Gibson, who has worked for Quigley Builders in Ashfield for the past two years, first doing construction and now administrative work, said, “It’s a powerful thing, when it gets personalized, to say to somebody, you’re going to get your Jimmy’s Social Security benefits when he dies, but we can’t.”
For federal workers like Darlene Monds, whose wife, Cindy Burch, can be denied her spousal benefits, the effects of DOMA run even deeper, affecting federal pension, health insurance and more.
“Federal employees are the most impacted,” said Monds, 52, a natural resource specialist who has worked for the U.S. Department of Agriculture for 30 years.
“I’m within five years of retirement, and I can’t leave spousal benefits to Cindy, even though we’re married legally and have two kids together. If I were married to a man, there’s all kinds of spousal benefits I could leave her. That’s huge.”
Although Monds has contributed to her federal pension for three decades, the couple, together for 24 years, has seen Burch sacrifice years of full-time work as a psychologist to care for the couple’s two children when they were very young.
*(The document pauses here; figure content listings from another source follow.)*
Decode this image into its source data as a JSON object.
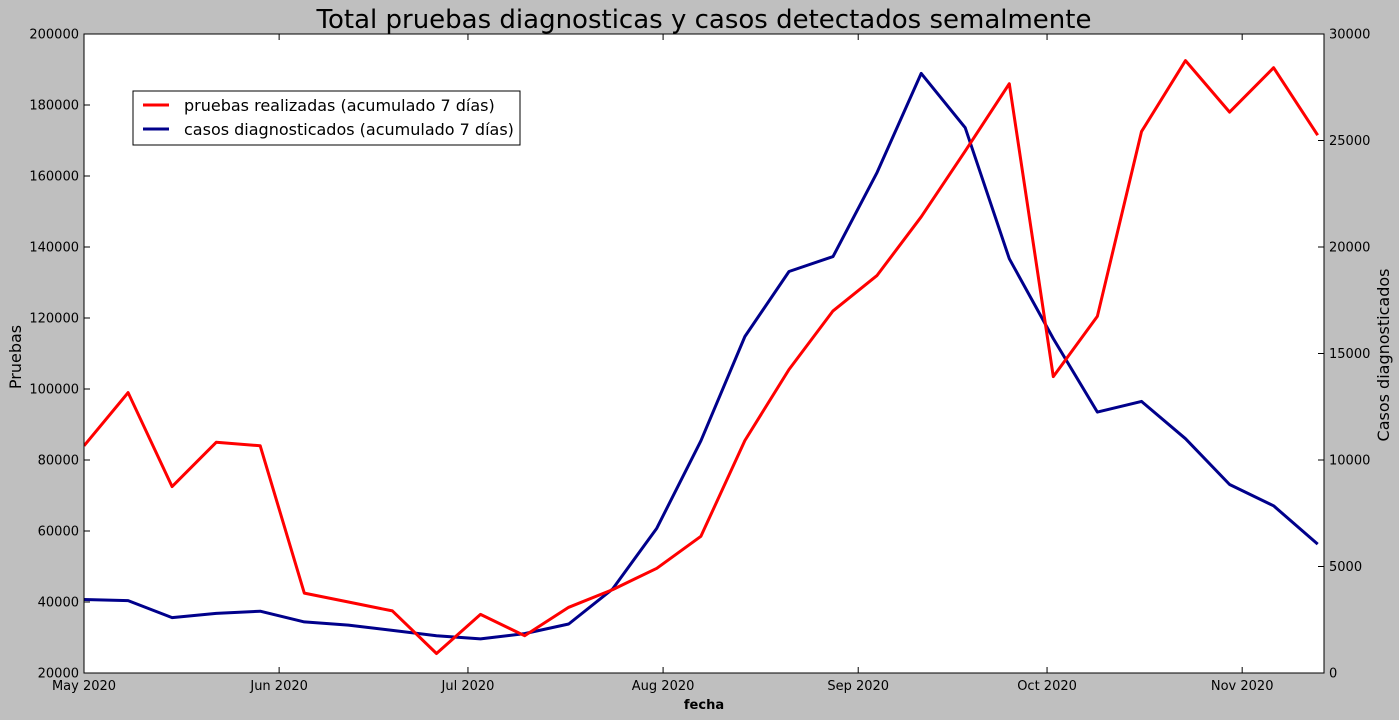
{
  "chart_data": {
    "type": "line",
    "title": "Total pruebas diagnosticas y casos detectados semalmente",
    "xlabel": "fecha",
    "ylabel_left": "Pruebas",
    "ylabel_right": "Casos diagnosticados",
    "x_range": [
      "2020-05-01",
      "2020-11-14"
    ],
    "x_ticks": [
      {
        "date": "2020-05-01",
        "label": "May 2020"
      },
      {
        "date": "2020-06-01",
        "label": "Jun 2020"
      },
      {
        "date": "2020-07-01",
        "label": "Jul 2020"
      },
      {
        "date": "2020-08-01",
        "label": "Aug 2020"
      },
      {
        "date": "2020-09-01",
        "label": "Sep 2020"
      },
      {
        "date": "2020-10-01",
        "label": "Oct 2020"
      },
      {
        "date": "2020-11-01",
        "label": "Nov 2020"
      }
    ],
    "ylim_left": [
      20000,
      200000
    ],
    "yticks_left": [
      "20000",
      "40000",
      "60000",
      "80000",
      "100000",
      "120000",
      "140000",
      "160000",
      "180000",
      "200000"
    ],
    "ylim_right": [
      0,
      30000
    ],
    "yticks_right": [
      "0",
      "5000",
      "10000",
      "15000",
      "20000",
      "25000",
      "30000"
    ],
    "legend_position": "upper-left",
    "x": [
      "2020-05-01",
      "2020-05-08",
      "2020-05-15",
      "2020-05-22",
      "2020-05-29",
      "2020-06-05",
      "2020-06-12",
      "2020-06-19",
      "2020-06-26",
      "2020-07-03",
      "2020-07-10",
      "2020-07-17",
      "2020-07-24",
      "2020-07-31",
      "2020-08-07",
      "2020-08-14",
      "2020-08-21",
      "2020-08-28",
      "2020-09-04",
      "2020-09-11",
      "2020-09-18",
      "2020-09-25",
      "2020-10-02",
      "2020-10-09",
      "2020-10-16",
      "2020-10-23",
      "2020-10-30",
      "2020-11-06",
      "2020-11-13"
    ],
    "series": [
      {
        "name": "pruebas realizadas (acumulado 7 días)",
        "axis": "left",
        "color": "#ff0000",
        "values": [
          84000,
          99000,
          72500,
          85000,
          84000,
          42500,
          40000,
          37500,
          25500,
          36500,
          30500,
          38500,
          43500,
          49500,
          58500,
          85500,
          105500,
          122000,
          132000,
          148500,
          167000,
          186000,
          103500,
          120500,
          172500,
          192500,
          178000,
          190500,
          171500
        ]
      },
      {
        "name": "casos diagnosticados (acumulado 7 días)",
        "axis": "right",
        "color": "#00008b",
        "values": [
          3450,
          3400,
          2600,
          2800,
          2900,
          2400,
          2250,
          2000,
          1750,
          1600,
          1850,
          2300,
          3950,
          6800,
          10900,
          15800,
          18850,
          19550,
          23500,
          28150,
          25600,
          19450,
          15700,
          12250,
          12750,
          11000,
          8850,
          7850,
          6050
        ]
      }
    ]
  }
}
That means that Burch, who at 49 now works as a school psychologist in Conway, will have less to retire on if Monds dies first and she’s left without survivor benefits.
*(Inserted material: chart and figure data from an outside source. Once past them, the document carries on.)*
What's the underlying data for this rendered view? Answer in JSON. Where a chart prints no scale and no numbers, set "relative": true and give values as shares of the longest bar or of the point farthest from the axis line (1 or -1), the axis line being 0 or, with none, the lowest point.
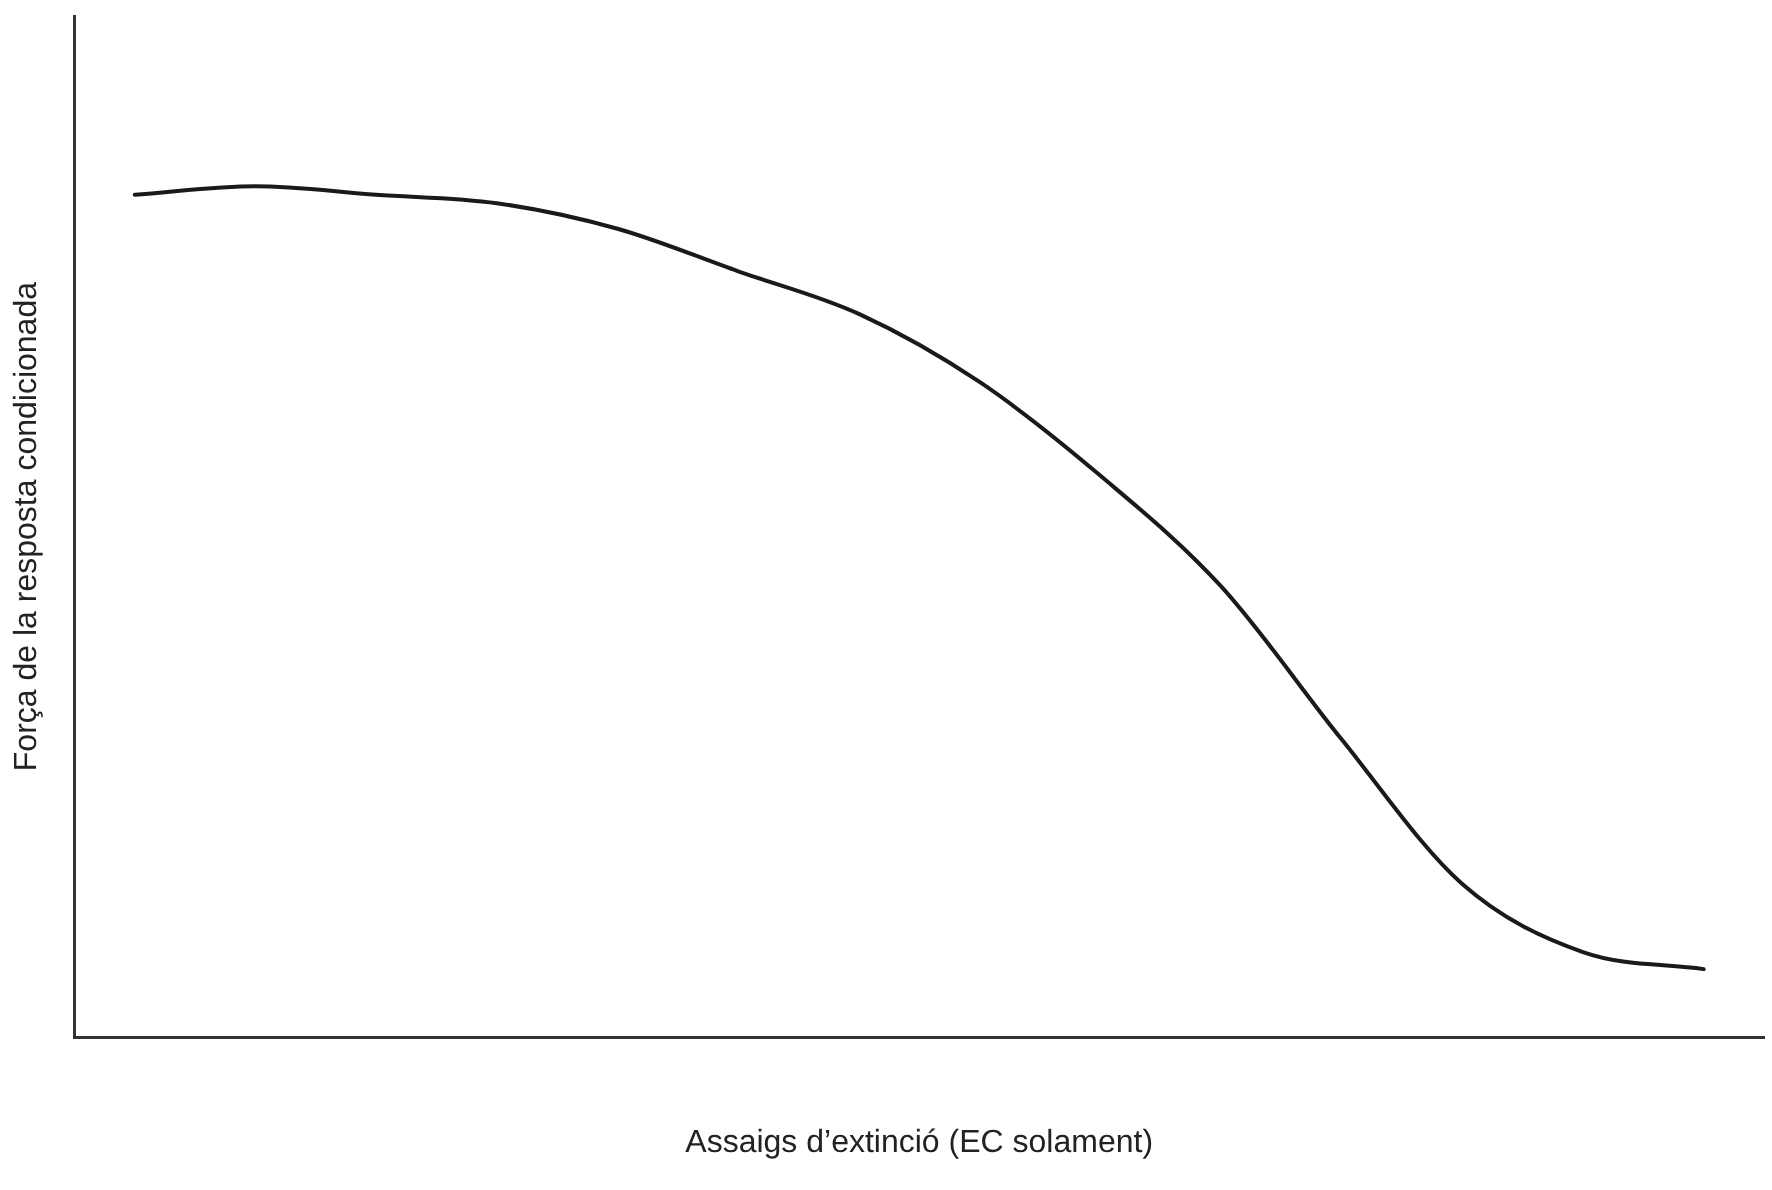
{
  "chart_data": {
    "type": "line",
    "xlabel": "Assaigs d’extinció (EC solament)",
    "ylabel": "Força de la resposta condicionada",
    "relative": true,
    "categories": [
      null,
      null,
      null,
      null,
      null,
      null,
      null,
      null,
      null,
      null,
      null,
      null,
      null,
      null
    ],
    "series": [
      {
        "color": "#1a1a1a",
        "values": [
          0.99,
          1,
          0.99,
          0.98,
          0.95,
          0.9,
          0.85,
          0.77,
          0.66,
          0.53,
          0.35,
          0.18,
          0.1,
          0.08
        ]
      }
    ],
    "grid": false,
    "legend": false,
    "marker": "none",
    "line_style": "solid"
  }
}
When to prepare different sets of tax returns, they’ve found plenty of confusion.
“If we went out and got TurboTax, we’d be making our own interpretation and pretending we don’t exist as a couple,” Monds said. “We’ve gone to two different (accountants,) and it’s all about interpretation.”
The family depends on Burch for health insurance because DOMA discounts their 2004 marriage, but Monds has begun to use her federal policy for herself so that she can eventually have post-retirement insurance for herself.
“I don’t even know what all the implications are,” she admits. “Until we get to the age where somebody dies ...”
The Ashfield couple had to begin preparing adoption papers for their children, Arianna, now 14, and Jack, now 12, even before they were born in case there were complications in those days before same-sex marriage was legalized in the state.
The family still makes sure to pack adoption papers, power of attorney and other legal documents whenever they travel outside of New England, Monds said, in case of an emergency where their relationship is challenged.
“Its pretty scary,” she said. “The reality is (authorities) still may not recognize it. It’s a risk we take.”
Any Supreme Court decision would affect only the nine states and the District of Columbia, where same-sex marriages are legal. But overturning DOMA would have “huge implications for us,” allowing gay marriages equal benefits.
Yet any kind of narrow ruling, guessed Monds, is going to keep the cases returning to the Supreme Court, because gay military families and other federal employees transferred from state to state could continue to have their benefits affected.
Still, she said, “There’s really hope over the horizon. I see our kids and how they respond to the Supreme Court discussions on the news: they’re mortified. This generation is going to make a huge difference. We’ve come a long way, and we’ve still got a long way to go.”
Gibson agreed, saying it boils down to a matter of justice.
“I really believe this is why (attitudes are) ... changing, and how it’s changing. But it’s really slow.”